The great success of fire suppression has unwittingly created an extremely dangerous "condition red" in the public wildlands. This is especially true in the blurred border zone of encroachment-the interface-between humans and the forests, as Californians continue to consume farm and forest land for development. Ironically, California private timberlands, managed for harvesting timber under the most stringent ecological regulations anywhere on earth, are a very close approximation to the kinds of western forests that greeted the pioneers. 

Such is not the case on government- owned forests, but that can change. Today, defensible fire breaks and thinning can be done for profit, within the guidelines of the most comprehensive environmental reviews the U.S. government can mount. In the process we can reduce our reliance on overseas resources, renew our federal forests, create economic opportunity in rural communities, and produce the consumer products all Californians enjoy. 
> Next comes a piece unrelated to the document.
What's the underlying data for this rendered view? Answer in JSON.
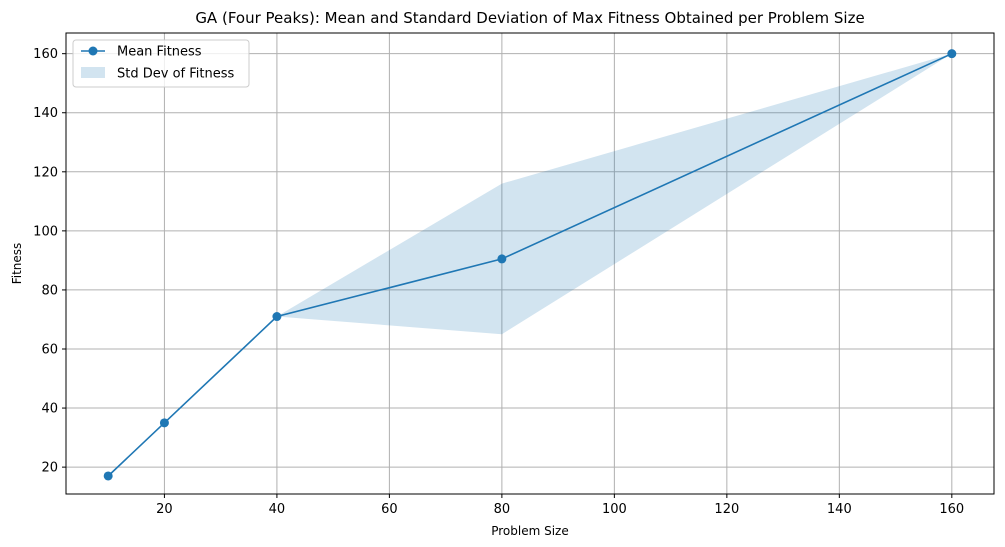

But to do this, we can't continue with rigid "hands off" policies that fuel catastrophic wildfires, polarize public debate, and forfeit the advantages of managed forestry. Pre-European, publicly owned, fire-safe forests can be recreated through more flexible forest management policies, increased reforestation efforts, and more attention to local fire suppression and community needs. It would be tragic if, before we reach this goal, many more dangerous wildfires had to rage.